• Am. J. Physiol. Lung Cell Mol. Physiol. · Sep 2005

    Bioinformatic identification of novel early stress response genes in rodent models of lung injury.

    • Shwu-Fan Ma, Dmitry N Grigoryev, Angela D Taylor, Stephanie Nonas, Saad Sammani, Shui Qing Ye, and Joe G N Garcia.
    • Cancer for Translational Respiratory Medicine, Gene Expression Profiling Core, Division of Pulmonary and Critical Care Medicine, John Hopkins University School of Medicine, Baltimore, Maryland, USA.
    • Am. J. Physiol. Lung Cell Mol. Physiol. 2005 Sep 1; 289 (3): L468-77.
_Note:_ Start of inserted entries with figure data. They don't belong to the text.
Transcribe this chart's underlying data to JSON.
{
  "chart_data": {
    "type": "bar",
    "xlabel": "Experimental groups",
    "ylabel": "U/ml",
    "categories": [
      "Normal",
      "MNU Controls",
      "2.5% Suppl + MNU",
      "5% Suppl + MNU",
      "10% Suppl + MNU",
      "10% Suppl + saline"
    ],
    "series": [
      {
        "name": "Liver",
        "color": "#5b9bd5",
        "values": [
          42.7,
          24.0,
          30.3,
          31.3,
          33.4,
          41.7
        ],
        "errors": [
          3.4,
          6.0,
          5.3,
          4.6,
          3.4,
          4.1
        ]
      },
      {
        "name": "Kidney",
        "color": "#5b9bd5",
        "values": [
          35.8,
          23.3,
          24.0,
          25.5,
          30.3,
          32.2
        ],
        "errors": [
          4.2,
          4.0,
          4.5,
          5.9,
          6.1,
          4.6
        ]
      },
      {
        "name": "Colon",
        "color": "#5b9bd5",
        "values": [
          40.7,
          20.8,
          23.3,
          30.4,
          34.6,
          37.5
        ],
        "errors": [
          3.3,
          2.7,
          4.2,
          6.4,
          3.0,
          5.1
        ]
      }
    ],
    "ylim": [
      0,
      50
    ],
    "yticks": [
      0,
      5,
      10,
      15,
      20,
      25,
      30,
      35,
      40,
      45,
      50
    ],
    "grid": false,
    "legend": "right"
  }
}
    AbstractAcute lung injury is a complex illness with a high mortality rate (>30%) and often requires the use of mechanical ventilatory support for respiratory failure. Mechanical ventilation can lead to clinical deterioration due to augmented lung injury in certain patients, suggesting the potential existence of genetic susceptibility to mechanical stretch (6, 48), the nature of which remains unclear. To identify genes affected by ventilator-induced lung injury (VILI), we utilized a bioinformatic-intense candidate gene approach and examined gene expression profiles from rodent VILI models (mouse and rat) using the oligonucleotide microarray platform. To increase statistical power of gene expression analysis, 2,769 mouse/rat orthologous genes identified on RG_U34A and MG_U74Av2 arrays were simultaneously analyzed by significance analysis of microarrays (SAM). This combined ortholog/SAM approach identified 41 up- and 7 downregulated VILI-related candidate genes, results validated by comparable expression levels obtained by either real-time or relative RT-PCR for 15 randomly selected genes. K-mean clustering of 48 VILI-related genes clustered several well-known VILI-associated genes (IL-6, plasminogen activator inhibitor type 1, CCL-2, cyclooxygenase-2) with a number of stress-related genes (Myc, Cyr61, Socs3). The only unannotated member of this cluster (n = 14) was RIKEN_1300002F13 EST, an ortholog of the stress-related Gene33/Mig-6 gene. The further evaluation of this candidate strongly suggested its involvement in development of VILI. We speculate that the ortholog-SAM approach is a useful, time- and resource-efficient tool for identification of candidate genes in a variety of complex disease models such as VILI.